The argument is based on the phraseology of subd. 7 of section 263 of the Code, which, in view of other legislation, is in some respects confusing. Section 1780 provides that an action against a foreign corporation may be maintained by a resident of this State . . . for any cause of action.” This section is a codification of section 427 of the former Code, which provided “ that an action against a corporation created by or under the laws of any other State . . . may be brought in the supreme court, the superior court of the city of New York, or the court of common pleas for the city and county of New York, by a resident of this State for any cause of action.” So that, prior to ' the new Code, jurisdiction of actions like the present, both as to parties and subject matter, was clearly vested in this court. The jurisdiction so conferred was permanently continued by the provisions of the judiciary article of the Constitution as amended in 1869 (art. 6, § 12), and if section 263 of the Code-revision, or any subdivision thereof, in any manner limits or abridges the jurisdiction the court possessed at the time the revision went into effect, it is to that extent unconstitutional and void (Popfinger v. Yutte, 102 N. Y., 38). The right of action is transitoiy (McIvor v. McCabe, 16 Abb. Pr., 319; Home Ins. Co. v. Penn. R. R. Co., 11 Hun, 182 ; Barney v. Bustenbinder, 7 Lans. 210; s. c., 64 Barb., 212), and if process is (as it was here), legally served within the county, the jurisdiction of this court, both as to subject matter and parties, is complete.

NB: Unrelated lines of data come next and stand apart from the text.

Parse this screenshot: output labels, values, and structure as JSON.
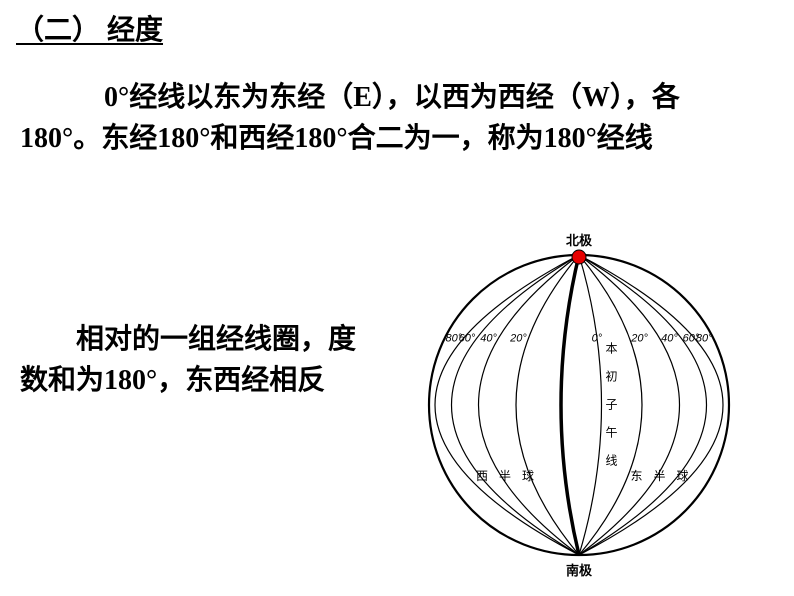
{
  "heading": "（二） 经度",
  "paragraph1": "0°经线以东为东经（E），以西为西经（W），各180°。东经180°和西经180°合二为一，称为180°经线",
  "paragraph2": "相对的一组经线圈，度数和为180°，东西经相反",
  "globe": {
    "north_label": "北极",
    "south_label": "南极",
    "west_hemi": "西  半  球",
    "east_hemi": "东  半  球",
    "prime_meridian_chars": [
      "本",
      "初",
      "子",
      "午",
      "线"
    ],
    "zero_label": "0°",
    "degrees": [
      "20°",
      "40°",
      "60°",
      "80°"
    ],
    "pole_color": "#e60000",
    "stroke": "#000000",
    "background": "#ffffff",
    "circle_radius": 150,
    "thick_line_width": 3.5,
    "thin_line_width": 1.2
  }
}
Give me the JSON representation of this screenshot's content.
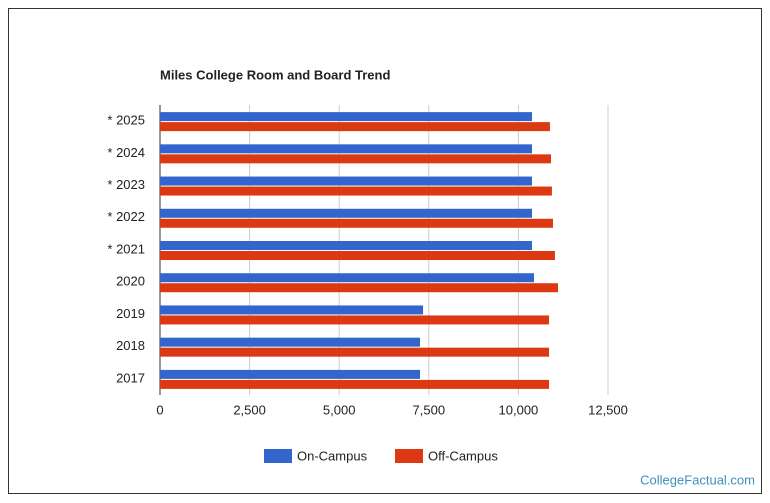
{
  "chart_data": {
    "type": "hbar",
    "title": "Miles College Room and Board Trend",
    "categories": [
      "* 2025",
      "* 2024",
      "* 2023",
      "* 2022",
      "* 2021",
      "2020",
      "2019",
      "2018",
      "2017"
    ],
    "series": [
      {
        "name": "On-Campus",
        "color": "#3366cc",
        "values": [
          10380,
          10380,
          10380,
          10380,
          10380,
          10435,
          7340,
          7255,
          7255
        ]
      },
      {
        "name": "Off-Campus",
        "color": "#dc3912",
        "values": [
          10880,
          10910,
          10935,
          10965,
          11020,
          11105,
          10855,
          10855,
          10855
        ]
      }
    ],
    "xlim": [
      0,
      12500
    ],
    "xticks": [
      0,
      {
        "value": 2500,
        "label": "2,500"
      },
      {
        "value": 5000,
        "label": "5,000"
      },
      {
        "value": 7500,
        "label": "7,500"
      },
      {
        "value": 10000,
        "label": "10,000"
      },
      {
        "value": 12500,
        "label": "12,500"
      }
    ],
    "grid": true,
    "legend": "bottom",
    "source": "CollegeFactual.com"
  }
}
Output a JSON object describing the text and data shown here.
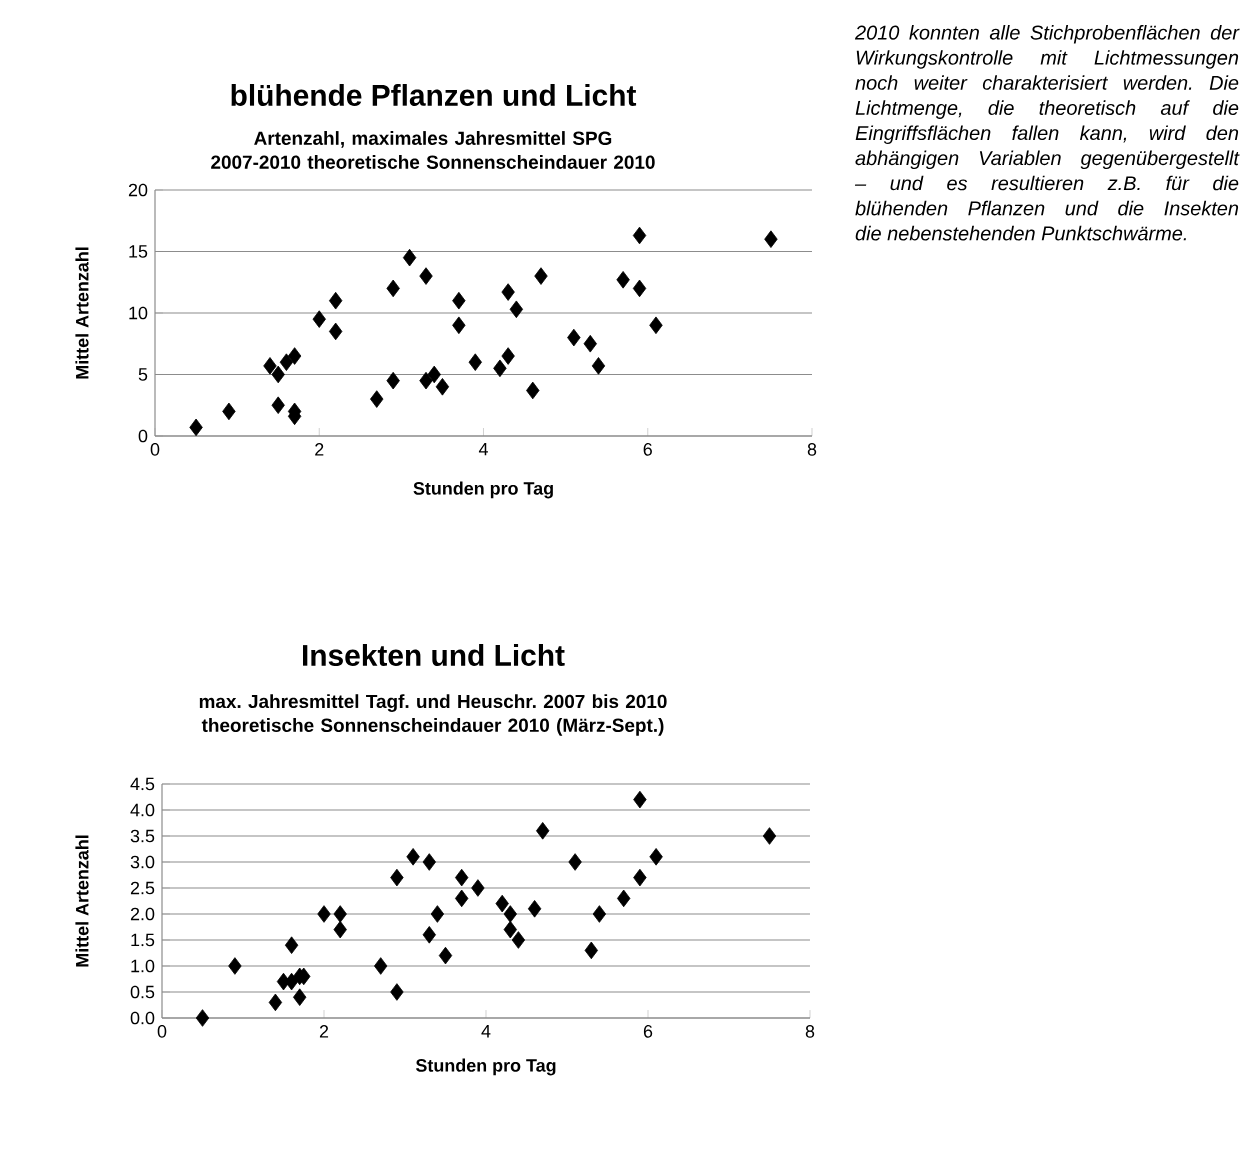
{
  "chart_data": [
    {
      "type": "scatter",
      "title": "blühende Pflanzen und Licht",
      "subtitle": "Artenzahl, maximales Jahresmittel SPG 2007-2010 theoretische Sonnenscheindauer 2010",
      "xlabel": "Stunden pro Tag",
      "ylabel": "Mittel Artenzahl",
      "xlim": [
        0,
        8
      ],
      "xticks": [
        0,
        2,
        4,
        6,
        8
      ],
      "ylim": [
        0,
        20
      ],
      "yticks": [
        0,
        5,
        10,
        15,
        20
      ],
      "grid": "y",
      "marker": "diamond",
      "series": [
        {
          "color": "#000000",
          "x": [
            0.5,
            0.9,
            1.4,
            1.5,
            1.5,
            1.6,
            1.7,
            1.7,
            1.7,
            2,
            2.2,
            2.2,
            2.7,
            2.9,
            2.9,
            3.1,
            3.3,
            3.3,
            3.4,
            3.5,
            3.7,
            3.7,
            3.9,
            4.2,
            4.3,
            4.3,
            4.4,
            4.6,
            4.7,
            5.1,
            5.3,
            5.4,
            5.7,
            5.9,
            5.9,
            6.1,
            7.5
          ],
          "values": [
            0.7,
            2,
            5.7,
            5,
            2.5,
            6,
            6.5,
            2,
            1.6,
            9.5,
            11,
            8.5,
            3,
            12,
            4.5,
            14.5,
            13,
            4.5,
            5,
            4,
            11,
            9,
            6,
            5.5,
            6.5,
            11.7,
            10.3,
            3.7,
            13,
            8,
            7.5,
            5.7,
            12.7,
            16.3,
            12,
            9,
            16
          ]
        }
      ]
    },
    {
      "type": "scatter",
      "title": "Insekten und Licht",
      "subtitle": "max. Jahresmittel Tagf. und Heuschr. 2007 bis 2010 theoretische Sonnenscheindauer 2010 (März-Sept.)",
      "xlabel": "Stunden pro Tag",
      "ylabel": "Mittel Artenzahl",
      "xlim": [
        0,
        8
      ],
      "xticks": [
        0,
        2,
        4,
        6,
        8
      ],
      "ylim": [
        0,
        4.5
      ],
      "yticks": [
        {
          "value": 0,
          "label": "0.0"
        },
        {
          "value": 0.5,
          "label": "0.5"
        },
        {
          "value": 1,
          "label": "1.0"
        },
        {
          "value": 1.5,
          "label": "1.5"
        },
        {
          "value": 2,
          "label": "2.0"
        },
        {
          "value": 2.5,
          "label": "2.5"
        },
        {
          "value": 3,
          "label": "3.0"
        },
        {
          "value": 3.5,
          "label": "3.5"
        },
        {
          "value": 4,
          "label": "4.0"
        },
        {
          "value": 4.5,
          "label": "4.5"
        }
      ],
      "grid": "y",
      "marker": "diamond",
      "series": [
        {
          "color": "#000000",
          "x": [
            0.5,
            0.9,
            1.4,
            1.5,
            1.6,
            1.6,
            1.7,
            1.7,
            1.75,
            2,
            2.2,
            2.2,
            2.7,
            2.9,
            2.9,
            3.1,
            3.3,
            3.3,
            3.4,
            3.5,
            3.7,
            3.7,
            3.9,
            4.2,
            4.3,
            4.3,
            4.4,
            4.6,
            4.7,
            5.1,
            5.3,
            5.4,
            5.7,
            5.9,
            5.9,
            6.1,
            7.5
          ],
          "values": [
            0,
            1,
            0.3,
            0.7,
            0.7,
            1.4,
            0.8,
            0.4,
            0.8,
            2,
            2,
            1.7,
            1,
            2.7,
            0.5,
            3.1,
            3,
            1.6,
            2,
            1.2,
            2.7,
            2.3,
            2.5,
            2.2,
            2,
            1.7,
            1.5,
            2.1,
            3.6,
            3,
            1.3,
            2,
            2.3,
            4.2,
            2.7,
            3.1,
            3.5
          ]
        }
      ]
    },
    {
      "type": "other",
      "annotations": [
        "2010 konnten alle Stichprobenflächen der Wirkungskontrolle mit Lichtmessungen noch weiter charakterisiert werden. Die Lichtmenge, die theoretisch auf die Eingriffsflächen fallen kann, wird den abhängigen Variablen gegenübergestellt – und es resultieren z.B. für die blühenden Pflanzen und die Insekten die nebenstehenden Punktschwärme."
      ]
    }
  ]
}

In Brooks v. Mexican N. C. Co. (49 N. Y Super. Ct. R. 234; 50 Id., 281), and Robinson v. Oceanic S. N. Co. (56 Id. 108; affi’d 112 N. Y. 315), the plaintiffs were non-residents of the State, a feature that distinguishes those cases from the one at bar, for the plaintiff' here is a resident of Brooklyn, in this State. In Brooks v. Mexican N. C. Co., supra, section 263 of the Code was discussed, and it was doubted whether this court, could take jurisdiction against the force of its provisions.

The constitutional objection to that section was neither discussed nor decided. That phase of the question is squarely presented now, and, as the objection is unanswerable, it must be met and sustained.

The opinion of the court of appeals, in Robinson v. Oceanic S. N. Co. (112 N. Y. 315, supra), read in connection with that in the Popfinger v. Yutte case (102 N. Y., 38, supra), clearly sustains the jurisdiction of the court as to both subject matter and parties. It. follows that the plaintiff is entitled to interlocutory-judgment, with costs, on payment of which the defendant may withdraw the demurrer and plead to the merits.